While there have been numerous conflicting reports about whether or not it will even happen, I do worry about all this excitement and desire for Mike Anderson to be the next Razorback basketball coach.
Many Hog fans are certain that Mike can restore Razorback basketball to the ’40 Minutes of Hell’ style and success of Nolan and quickly return the program to the glory days. They envision Elite Eight and Final Four appearances on a regular basis and the return of the Kentucky game to national status on Super Bowl Sunday. Any other result is simply not within the realm of their imagination.
While I do believe Mike is a fine basketball coach, my fear is that there is no way he can possibly live up to these expectations.
College basketball has changed over the years since Arkansas won the National Championship. Much of what made the ’40 Minutes of Hell’ unique to Nolan and Arkansas is now standard fare. 10-man rotations, periods of intense pressure defense, pushing the ball in transition, multiple 3-point shooters and a strong half court post game are par for the course for the better teams.
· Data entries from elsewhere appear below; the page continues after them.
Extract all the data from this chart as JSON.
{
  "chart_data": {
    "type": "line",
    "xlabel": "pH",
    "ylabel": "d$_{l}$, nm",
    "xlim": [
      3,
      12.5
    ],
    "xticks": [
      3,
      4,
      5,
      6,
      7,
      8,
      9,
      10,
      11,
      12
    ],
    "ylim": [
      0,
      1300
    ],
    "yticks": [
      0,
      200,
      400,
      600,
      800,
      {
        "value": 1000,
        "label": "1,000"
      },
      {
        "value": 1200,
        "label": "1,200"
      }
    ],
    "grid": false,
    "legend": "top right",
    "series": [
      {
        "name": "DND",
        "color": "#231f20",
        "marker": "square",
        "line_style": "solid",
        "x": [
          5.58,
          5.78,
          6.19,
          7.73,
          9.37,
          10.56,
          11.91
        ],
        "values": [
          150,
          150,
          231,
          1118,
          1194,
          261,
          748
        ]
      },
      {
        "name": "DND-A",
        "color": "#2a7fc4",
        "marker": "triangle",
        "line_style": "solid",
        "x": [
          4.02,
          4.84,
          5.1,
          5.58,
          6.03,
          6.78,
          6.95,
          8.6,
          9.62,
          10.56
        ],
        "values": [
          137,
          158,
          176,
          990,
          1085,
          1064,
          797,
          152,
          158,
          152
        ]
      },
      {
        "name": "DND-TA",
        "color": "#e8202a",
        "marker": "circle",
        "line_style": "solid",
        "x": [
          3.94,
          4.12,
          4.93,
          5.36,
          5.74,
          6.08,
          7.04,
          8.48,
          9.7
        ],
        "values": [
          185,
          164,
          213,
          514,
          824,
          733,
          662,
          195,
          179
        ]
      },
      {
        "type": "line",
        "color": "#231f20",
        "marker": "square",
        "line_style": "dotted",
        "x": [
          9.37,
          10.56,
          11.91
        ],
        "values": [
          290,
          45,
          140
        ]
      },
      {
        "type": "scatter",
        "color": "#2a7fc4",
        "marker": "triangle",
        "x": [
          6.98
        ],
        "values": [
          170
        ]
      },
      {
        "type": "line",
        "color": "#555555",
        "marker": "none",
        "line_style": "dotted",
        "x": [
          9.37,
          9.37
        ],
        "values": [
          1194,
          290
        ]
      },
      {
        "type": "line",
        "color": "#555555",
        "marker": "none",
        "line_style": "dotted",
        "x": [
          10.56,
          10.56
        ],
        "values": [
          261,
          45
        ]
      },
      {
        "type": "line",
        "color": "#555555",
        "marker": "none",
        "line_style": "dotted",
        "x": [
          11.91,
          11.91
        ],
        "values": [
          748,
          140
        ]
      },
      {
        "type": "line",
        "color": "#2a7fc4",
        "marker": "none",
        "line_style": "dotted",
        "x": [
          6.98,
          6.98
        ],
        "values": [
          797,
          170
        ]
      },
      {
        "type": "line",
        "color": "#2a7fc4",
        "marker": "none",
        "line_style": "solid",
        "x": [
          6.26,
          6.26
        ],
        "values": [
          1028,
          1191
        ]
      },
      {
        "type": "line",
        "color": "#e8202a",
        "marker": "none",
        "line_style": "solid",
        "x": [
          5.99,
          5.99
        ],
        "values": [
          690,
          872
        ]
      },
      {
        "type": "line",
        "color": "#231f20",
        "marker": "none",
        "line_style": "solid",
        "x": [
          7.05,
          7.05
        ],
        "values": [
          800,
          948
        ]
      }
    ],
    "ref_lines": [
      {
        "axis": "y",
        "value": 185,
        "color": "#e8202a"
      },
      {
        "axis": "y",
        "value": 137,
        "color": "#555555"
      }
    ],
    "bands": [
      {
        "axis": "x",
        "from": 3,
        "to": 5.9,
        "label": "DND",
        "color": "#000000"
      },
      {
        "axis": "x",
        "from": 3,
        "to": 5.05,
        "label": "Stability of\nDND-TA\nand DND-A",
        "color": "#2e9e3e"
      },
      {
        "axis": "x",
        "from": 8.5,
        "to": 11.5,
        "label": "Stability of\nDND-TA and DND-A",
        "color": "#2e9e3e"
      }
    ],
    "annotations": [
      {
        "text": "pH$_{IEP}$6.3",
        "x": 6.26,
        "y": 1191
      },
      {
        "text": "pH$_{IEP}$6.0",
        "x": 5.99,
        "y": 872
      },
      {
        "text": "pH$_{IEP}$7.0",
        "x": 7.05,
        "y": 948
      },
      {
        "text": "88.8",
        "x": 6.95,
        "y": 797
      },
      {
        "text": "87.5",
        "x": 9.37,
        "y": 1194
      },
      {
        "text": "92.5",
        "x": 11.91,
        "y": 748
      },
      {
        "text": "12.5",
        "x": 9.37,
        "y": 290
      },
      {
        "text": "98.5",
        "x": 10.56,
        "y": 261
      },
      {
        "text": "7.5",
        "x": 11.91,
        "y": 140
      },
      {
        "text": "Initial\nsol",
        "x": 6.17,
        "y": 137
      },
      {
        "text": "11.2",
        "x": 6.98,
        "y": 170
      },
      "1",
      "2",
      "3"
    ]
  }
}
I’ve watched a lot of Mike Anderson teams and games over the past few years. While some have been better than others, my take is that there are a lot of coaches out there playing version 2 or 3 of this aggressive style while Mike is still coaching version 1. His teams tend to have the same issues most of Nolan’s teams had — poor rebounding and struggles in half court offense.
Of Nolan’s teams at Arkansas, only the 1994 and 1995 teams had the type of size needed to contend for the National Championship. Without the contributions of the two seven-foot freshmen (Robinson and Wilson) at key moments, the 1994 team wouldn’t have made the Final Four.
No problem, you say? It’s possessions that count? Steals make up for poor rebounding? Unfortunately, the ball handling skills of today’s players and their ability to handle pressure defense are much better than in the days of Nolan. They have grown up playing against pressure defenses.
Mike Anderson, or whoever comes to coach Arkansas, will have their work cut out for them to make the program “nationally relevant” again. Mike would have the added pressure of living up to a time that is now based more in nostalgia than reality.
Thomas Wolfe once wrote, “You can’t go home again.” Looking for current success by going back to the past is a recipe for disappointment for everyone involved.
There are many strong contenders to be the next Razorback basketball coach. I’m hopeful we take a good look around before we decide.